Last updated:
ID:
1159532
Start date:
28 March 2026
Project status:
Current
Principal investigator:
Mr Yingfan Xu
Lead institution:
Oklahoma State University, United States of America

Diabetic retinopathy (DR) is a leading cause of preventable blindness, yet current “one-size-fits-all” screening intervals ignore large differences in individual risk. This project will use UK Biobank’s large-scale, longitudinal and multimodal resources, including retinal images, biochemical measurements, primary care and hospital records, medications, and lifestyle factors, to develop trustworthy models that predict both the onset and progression time of DR at the individual level.
Our key research questions are: (1) how accurately can multimodal longitudinal models predict time to incident DR and transitions between DR severity stages compared with existing risk scores; (2) which combinations of imaging and non-imaging features are most informative, and how these patterns vary across demographic and clinical subgroups; (3) how to quantify uncertainty and provide explanation- and case-based outputs that make predictions clinically interpretable and suitable for shared decision-making; and (4) what is the potential impact of personalized screening intervals on missed sight-threatening DR and on overall examination burden.

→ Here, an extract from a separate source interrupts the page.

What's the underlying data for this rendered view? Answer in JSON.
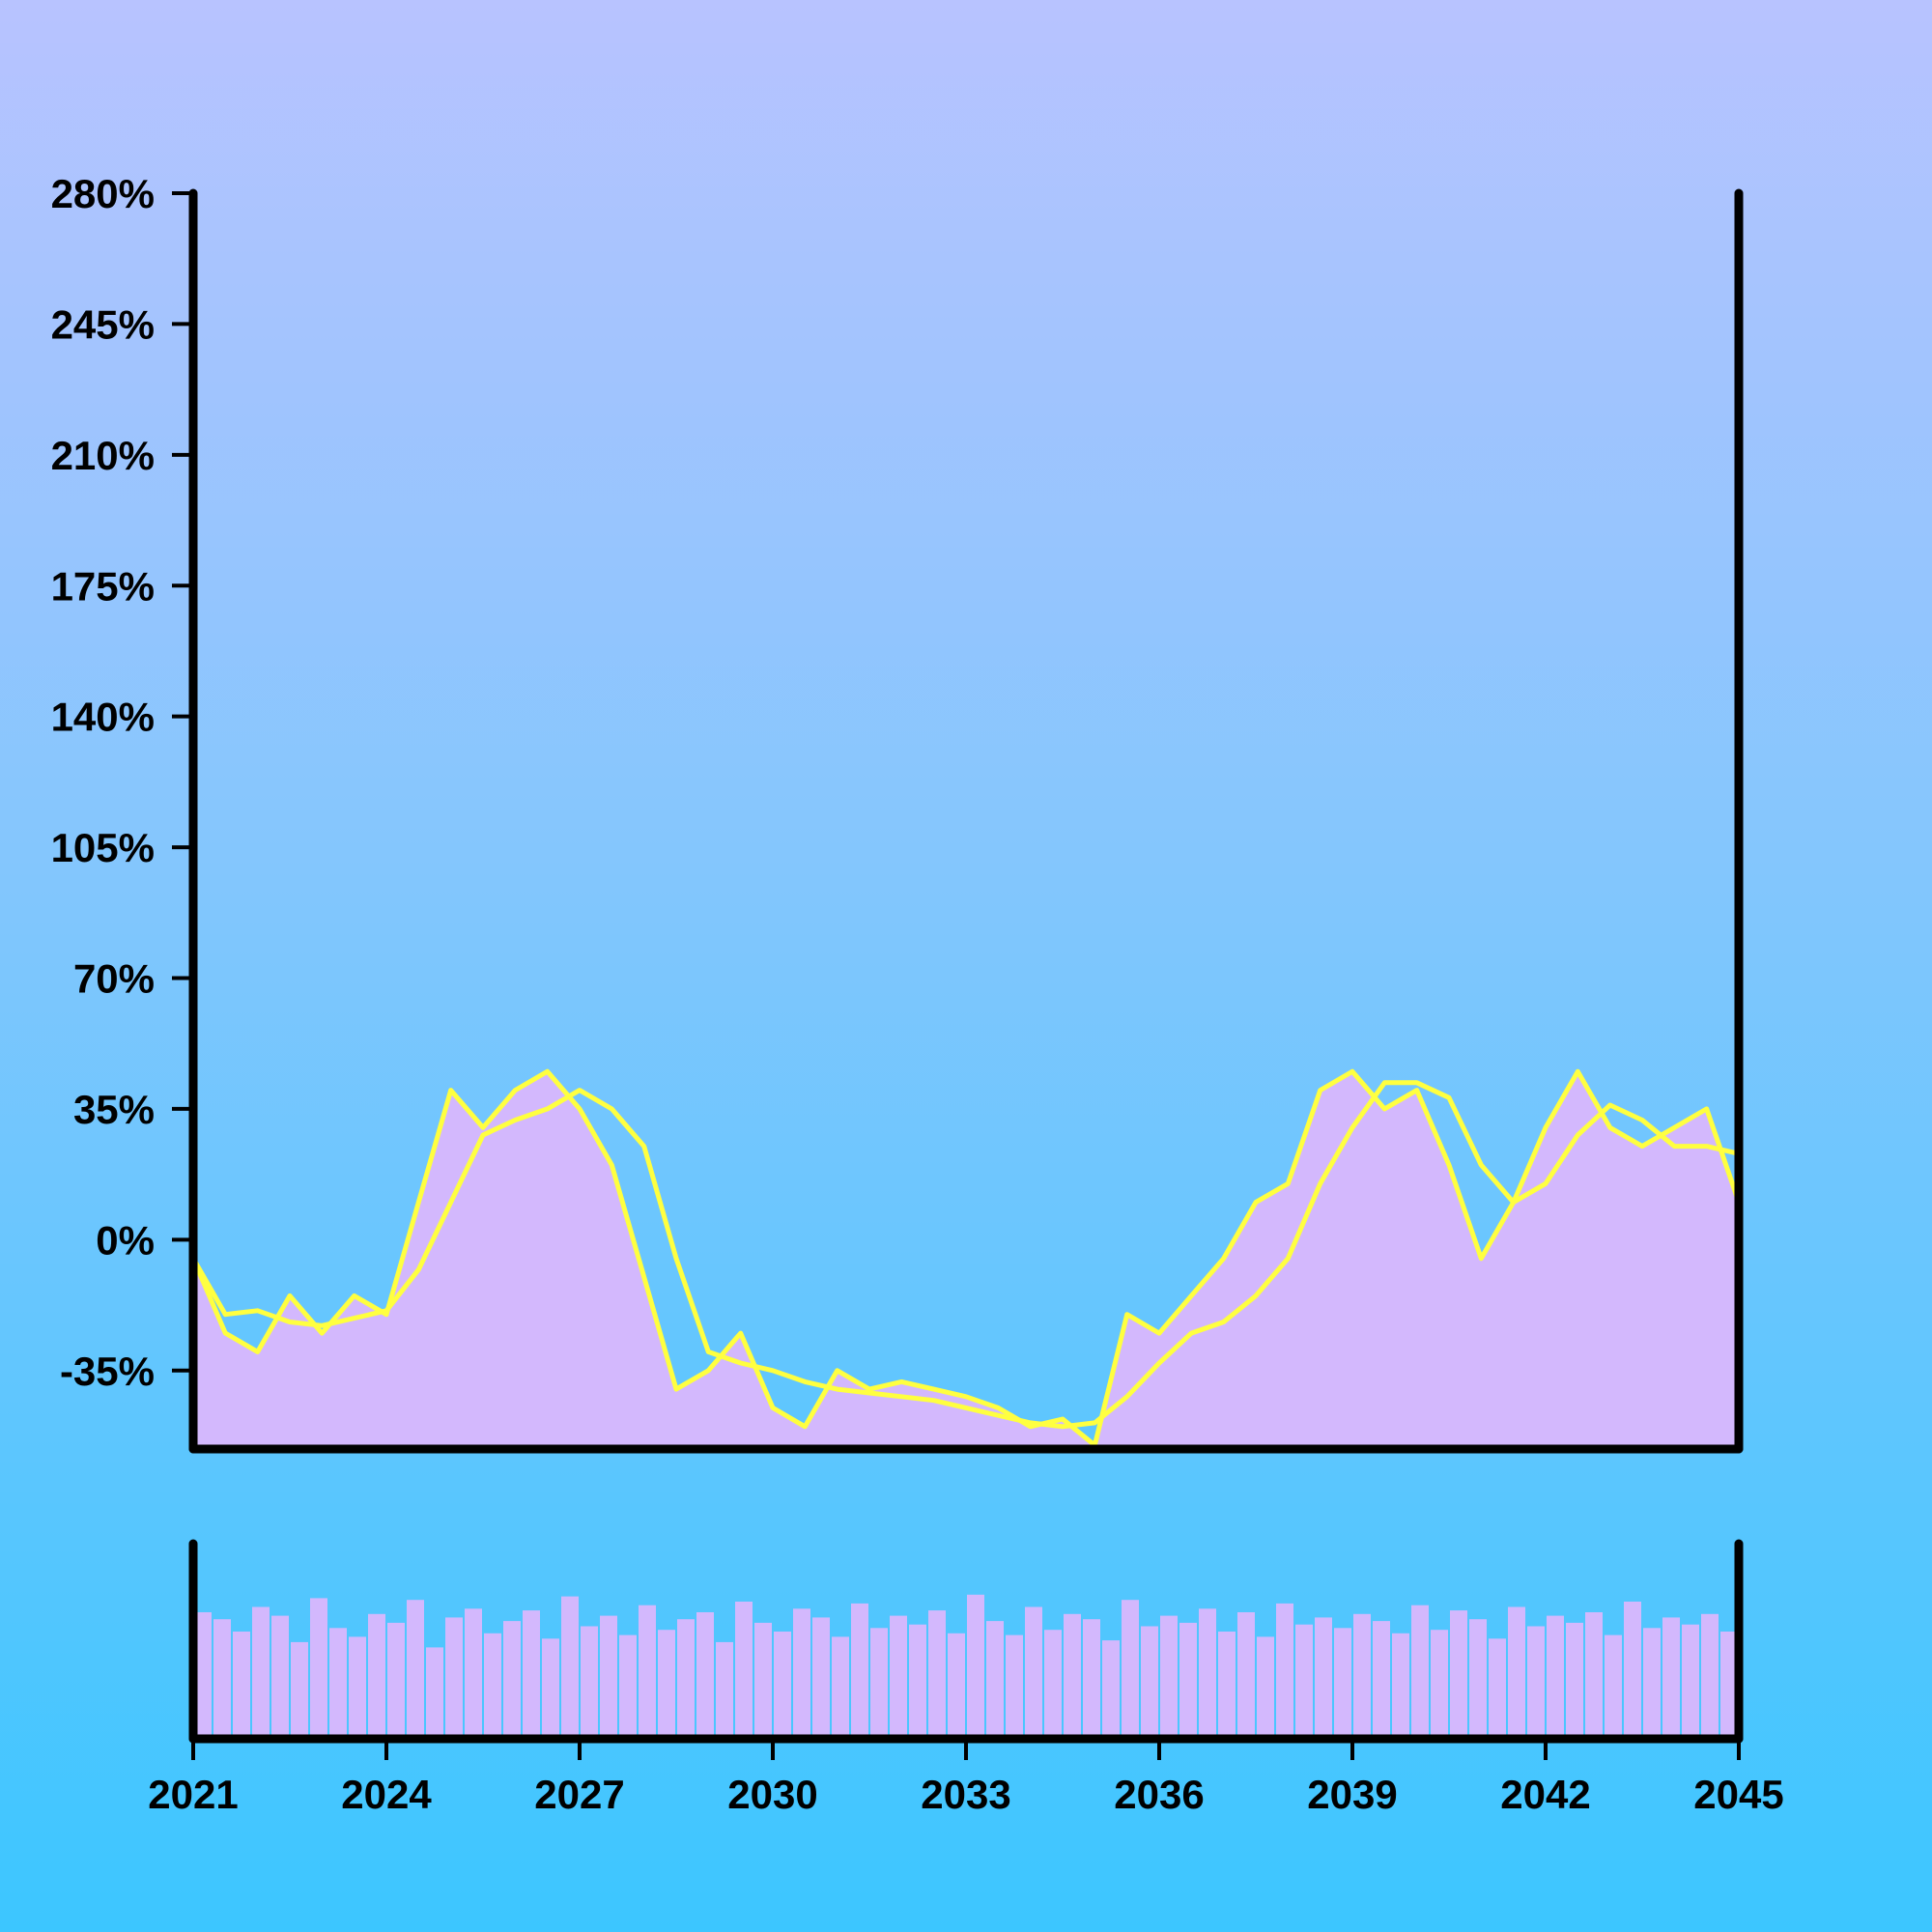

Methodologically, we will build compact latent representations of irregular longitudinal trajectories, fuse retinal images with tabular and text data, and apply deep time-to-event and multi-state survival models with explicit uncertainty quantification and causal sensitivity analyses. We will rigorously assess discrimination, calibration, fairness and robustness, and simulate alternative, risk-stratified screening strategies informed by our models. The ultimate objective is to provide an evidence base for adaptive DR screening policies that better target limited ophthalmic resources, enable earlier identification of rapidly progressing patients, and reduce preventable vision loss in people with diabetes.